Ⅰ列王記6:19(2023/09/01)

【6:19】
『それから、彼は神殿内部の奥に内堂を設け、そこに主の契約の箱を置くことにした。』
 『それから』と書かれています。つまり、ソロモンが『神殿内部の奥に内堂を設け』たのは、その前にある聖所が設けられてからでした。聖所のほうが先に設けられました。これは至聖所のほうが聖所よりも重要だったからなのでしょう。人間も被造物の中で最大に重要だったので、もっとも後で創造されたのです。

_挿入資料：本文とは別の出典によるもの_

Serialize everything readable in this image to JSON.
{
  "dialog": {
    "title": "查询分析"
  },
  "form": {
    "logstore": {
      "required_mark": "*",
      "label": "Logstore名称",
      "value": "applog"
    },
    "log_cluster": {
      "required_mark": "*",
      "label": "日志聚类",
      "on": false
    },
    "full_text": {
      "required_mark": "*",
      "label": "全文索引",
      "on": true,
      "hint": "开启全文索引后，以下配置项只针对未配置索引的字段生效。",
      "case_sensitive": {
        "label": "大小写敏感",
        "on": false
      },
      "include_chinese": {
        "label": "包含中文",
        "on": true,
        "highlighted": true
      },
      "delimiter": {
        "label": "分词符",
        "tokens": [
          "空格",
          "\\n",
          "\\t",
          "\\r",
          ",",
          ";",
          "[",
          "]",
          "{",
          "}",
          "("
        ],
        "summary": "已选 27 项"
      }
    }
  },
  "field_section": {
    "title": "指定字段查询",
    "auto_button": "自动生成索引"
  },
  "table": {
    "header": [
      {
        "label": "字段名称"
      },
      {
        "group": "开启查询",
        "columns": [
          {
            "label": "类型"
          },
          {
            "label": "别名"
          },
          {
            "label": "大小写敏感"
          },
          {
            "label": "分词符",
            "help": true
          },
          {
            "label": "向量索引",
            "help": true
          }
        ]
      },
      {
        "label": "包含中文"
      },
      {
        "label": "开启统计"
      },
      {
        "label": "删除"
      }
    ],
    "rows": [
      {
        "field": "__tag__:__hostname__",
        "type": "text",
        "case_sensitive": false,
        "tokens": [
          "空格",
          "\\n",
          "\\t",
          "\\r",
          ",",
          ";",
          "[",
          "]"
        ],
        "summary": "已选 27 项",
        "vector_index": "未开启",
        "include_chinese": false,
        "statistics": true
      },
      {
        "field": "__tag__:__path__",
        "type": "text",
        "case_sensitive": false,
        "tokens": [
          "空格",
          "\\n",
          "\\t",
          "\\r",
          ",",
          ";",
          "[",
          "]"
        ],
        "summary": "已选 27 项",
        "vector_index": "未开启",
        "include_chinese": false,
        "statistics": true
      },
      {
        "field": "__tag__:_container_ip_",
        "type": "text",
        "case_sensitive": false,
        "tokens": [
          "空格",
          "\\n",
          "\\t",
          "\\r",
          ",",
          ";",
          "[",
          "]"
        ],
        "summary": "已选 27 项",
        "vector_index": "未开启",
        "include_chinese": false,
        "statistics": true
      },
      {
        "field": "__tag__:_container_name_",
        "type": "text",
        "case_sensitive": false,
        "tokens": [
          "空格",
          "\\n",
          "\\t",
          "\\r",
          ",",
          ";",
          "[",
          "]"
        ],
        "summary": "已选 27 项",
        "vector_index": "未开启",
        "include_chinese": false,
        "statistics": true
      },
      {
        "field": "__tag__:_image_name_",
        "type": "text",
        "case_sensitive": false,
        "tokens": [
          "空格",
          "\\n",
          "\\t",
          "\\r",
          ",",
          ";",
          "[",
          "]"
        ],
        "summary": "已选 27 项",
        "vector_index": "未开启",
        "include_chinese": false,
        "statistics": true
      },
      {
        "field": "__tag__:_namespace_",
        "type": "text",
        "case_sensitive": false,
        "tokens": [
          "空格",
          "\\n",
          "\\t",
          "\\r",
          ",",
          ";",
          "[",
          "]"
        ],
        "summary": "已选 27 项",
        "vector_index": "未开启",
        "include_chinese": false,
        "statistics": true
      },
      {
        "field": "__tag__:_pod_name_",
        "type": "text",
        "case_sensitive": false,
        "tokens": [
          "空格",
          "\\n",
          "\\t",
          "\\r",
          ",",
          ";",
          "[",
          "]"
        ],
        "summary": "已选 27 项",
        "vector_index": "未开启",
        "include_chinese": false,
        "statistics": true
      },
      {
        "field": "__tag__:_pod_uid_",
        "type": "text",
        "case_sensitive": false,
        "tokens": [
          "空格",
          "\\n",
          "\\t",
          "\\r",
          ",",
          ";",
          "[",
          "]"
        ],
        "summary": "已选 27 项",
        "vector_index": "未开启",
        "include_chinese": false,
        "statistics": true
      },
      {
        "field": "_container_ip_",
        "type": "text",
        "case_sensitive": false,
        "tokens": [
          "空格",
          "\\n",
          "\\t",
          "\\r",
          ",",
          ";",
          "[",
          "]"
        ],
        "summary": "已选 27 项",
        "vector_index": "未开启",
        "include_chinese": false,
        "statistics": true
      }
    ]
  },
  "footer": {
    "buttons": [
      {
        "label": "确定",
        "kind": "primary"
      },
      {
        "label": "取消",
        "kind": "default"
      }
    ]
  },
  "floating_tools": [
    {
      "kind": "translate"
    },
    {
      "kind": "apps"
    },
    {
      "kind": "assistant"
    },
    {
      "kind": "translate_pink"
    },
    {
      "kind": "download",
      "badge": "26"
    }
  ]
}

この至聖所は宮の奥に設けられましたが、これはどうしてだったのでしょうか。これは神が闇の中に隠れられる御方だからなのでしょう。至聖所は聖所から隠れて見えなくされているので、神のおられる場所としてちょうど良いわけです。もし至聖所のほうが聖所よりも前に設けられていたら、とんでもないことになっていたでしょう。宮に入ったらいきなり至聖所であるというのは、正にカオスなことです。これは顔の前面と後ろが逆になっているのも同然です。先に見た通り、この至聖所には大祭司しか入ることができませんでした。王でさえ至聖所には入ることが許されません。しかしながら、至聖所の工事がされている時期はまた別の話です。その時期であれば、工事する者や指揮官またソロモン王も至聖所となる場所にいることができたでしょう。というのも、工事中から既にいてはならないとすれば、どうやって至聖所を設けるというのでしょうか。ソロモンはこの至聖所に『主の契約の箱を置くことにし』ました。神はこの『契約の箱』のところにおられました。すなわち、神は先にも見た通り全宇宙のどこにでもおられるのですが、この箱に強く臨在しておられたので、人間的に見ればこの箱の場所にこそおられたと言われるのです。ですから、宮にあるこの至聖所こそ、古代において神がおられる場所でした。この神は全てに優って重要な存在であられます。その神がこの箱におられたのです。ですから、神の箱は計り知れない重要性を持っていたことが分かります。このため、神の箱が置かれた宮とその至聖所は、古代において間違いなく地球上でもっとも重要な場所でした。神のおられる場所よりも重要だと言える場所がいったいどこにあるでしょうか。ところで、ここで書かれている『主の契約の箱』が今はどうなっているのか、まだ存在していればそれはどこにあるのか、などと疑問に感じる人もいるかもしれません。この事柄については、話が横道に逸れてしまいますから、また別の機会に取り扱ったほうがいいでしょう。